LA CORTE SUPREMA DI CASSAZIONE
SEZIONE SESTA CIVILE
SOTTOSEZIONE 1
Composta dagli Ill.mi Sigg.ri Magistrati:
Dott. BISOGNI Giacinto – Presidente –
Dott. PARISE Clotilde – Consigliere –
Dott. TRICOMI Laura – Consigliere –
Dott. MERCOLINO Guido – Consigliere –
Dott. TERRUSI Francesco – rel. Consigliere –
ha pronunciato la seguente:
ORDINANZA
sul ricorso 28129-2020 proposto da:
O.O.P., domiciliato in ROMA, PIAZZA CAVOUR, presso la CANCELLERIA della CORTE di CASSAZIONE, rappresentato e difeso dagli avvocati MASSIMO CARLO SEREGNI, TIZIANA ARESI;
– ricorrente –
contro
MINISTERO DELL’INTERNO, *****, in persona del Ministro pro tempore, elettivamente domiciliato in ROMA, VIA DEI PORTOGHESI 12, presso l’AVVOCATURA GENERALE DELLO STATO, che lo rappresenta e difende ope legis;
– resistente –
avverso il decreto n. cronol. 5960/2020 del TRIBUNALE di MILANO, depositato l’08/08/2020;
udita la relazione della causa svolta nella Camera di consiglio non partecipata del 30/09/2021 dal Consigliere Relatore Dott. FRANCESCO TERRUSI.
RILEVATO
che:
O. Osahon, nigeriano, ricorre per cassazione, con due motivi, nei confronti del decreto del tribunale di Milano che gli ha negato la protezione internazionale;
il Ministero dell’interno ha depositato un semplice foglio di costituzione.
CONSIDERATO
che:
la procura speciale conferita al difensore non soddisfa i requisiti richiesti dal D.Lgs. n. 25 del 2008, art. 35-bis, comma 13, nell’interpretazione fornitane dalle Sezioni unite di questa Corte, giacché non contiene la certificazione della data di rilascio successiva alla comunicazione del provvedimento impugnato; tale certificazione, in base all’orientamento assunto (v. Cass. Sez. U n. 1517721, Cass. Sez. U n. 18486-21, Cass. Sez. U n. 18487-21, Cass. Sez. U n. 18488-21, Cass. Sez. U n. 18489-21, Cass. Sez. U n. 18490-21), sebbene anche con unica sottoscrizione deve comunque esser fatta dal difensore esplicitamente, assieme a quella dell’autenticità della firma del conferente, sotto pena di inammissibilità;
peraltro il ricorso sarebbe inammissibile anche in rapporto ai singoli motivi: difatti il primo (violazione del D.Lgs. n. 251 del 2007), art. 8, è generico anche in prospettiva di autosufficienza; il secondo (violazione del D.Lgs. n. 251 del 2007, artt. 3,5 e 14) implica un sindacato di fatto rispetto alla motivata valutazione di credibilità personale;
la pendenza del giudizio di costituzionalità del D.Lgs. n. 25 del 2008, art. 35-bis, conseguente all’ordinanza interlocutoria della terza sezione di questa Corte n. 17970-21, è quindi irrilevante;
l’atto di costituzione dell’avvocatura dello Stato non costituisce controricorso, per cui non devesi provvedere sulle spese processuali.
PQM
La Corte dichiara inammissibile il ricorso.

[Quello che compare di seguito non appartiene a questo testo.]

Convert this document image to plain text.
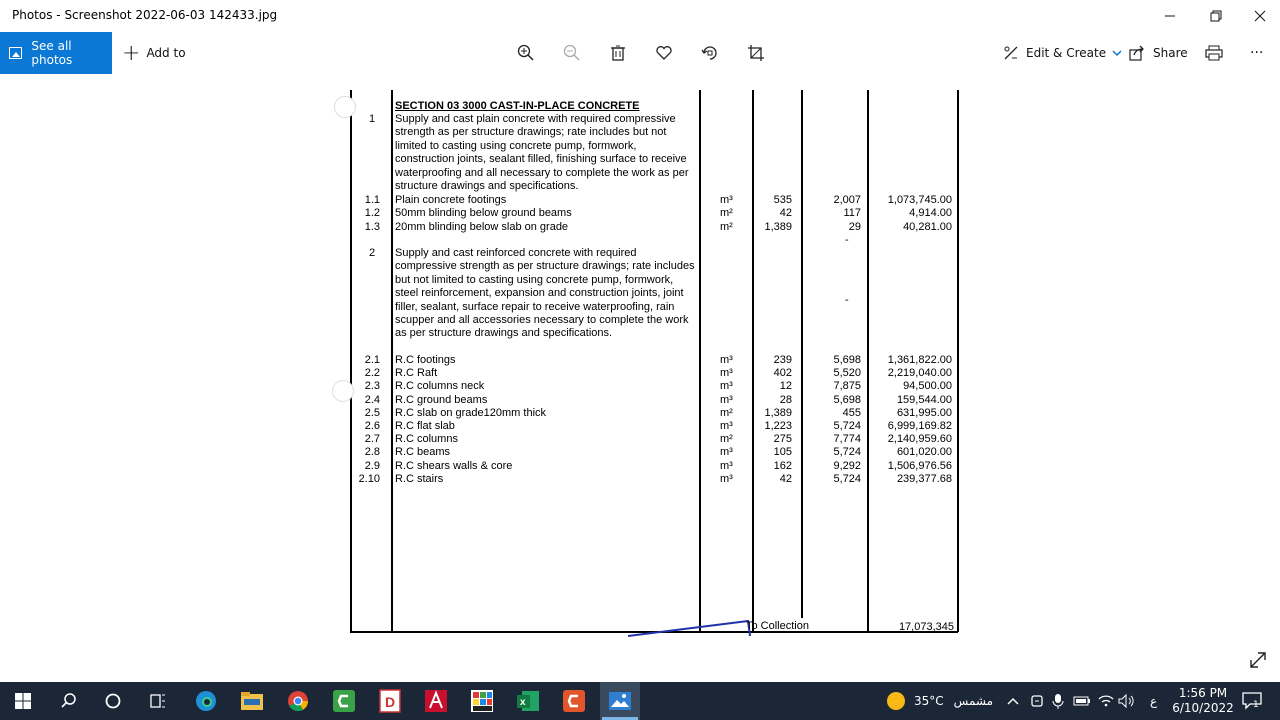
Photos - Screenshot 2022-06-03 142433.jpg
See all photos	+ Add to	Edit & Create	Share	···
SECTION 03 3000 CAST-IN-PLACE CONCRETE
1 Supply and cast plain concrete with required compressive
strength as per structure drawings; rate includes but not
limited to casting using concrete pump, formwork,
construction joints, sealant filled, finishing surface to receive
waterproofing and all necessary to complete the work as per
structure drawings and specifications.
1.1 Plain concrete footings	m³	535	2,007	1,073,745.00
1.2 50mm blinding below ground beams	m²	42	117	4,914.00
1.3 20mm blinding below slab on grade	m²	1,389	29	40,281.00
-
2 Supply and cast reinforced concrete with required
compressive strength as per structure drawings; rate includes
but not limited to casting using concrete pump, formwork,
steel reinforcement, expansion and construction joints, joint
filler, sealant, surface repair to receive waterproofing, rain
scupper and all accessories necessary to complete the work
as per structure drawings and specifications.
-
2.1 R.C footings	m³	239	5,698	1,361,822.00
2.2 R.C Raft	m³	402	5,520	2,219,040.00
2.3 R.C columns neck	m³	12	7,875	94,500.00
2.4 R.C ground beams	m³	28	5,698	159,544.00
2.5 R.C slab on grade120mm thick	m²	1,389	455	631,995.00
2.6 R.C flat slab	m³	1,223	5,724	6,999,169.82
2.7 R.C columns	m²	275	7,774	2,140,959.60
2.8 R.C beams	m³	105	5,724	601,020.00
2.9 R.C shears walls & core	m³	162	9,292	1,506,976.56
2.10 R.C stairs	m³	42	5,724	239,377.68
To Collection	17,073,345
D	x	35°C مشمس	ع
1:56 PM
6/10/2022 1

Ai sensi del D.P.R. n. 115 del 2002, art. 13, comma 1-quater, dà atto della sussistenza dei presupposti per il versamento, da parte del ricorrente, dell’ulteriore importo a titolo di contributo unificato pari a quello relativo al ricorso, se dovuto.
Così deciso in Roma, nella Camera di consiglio, il 30 settembre 2021.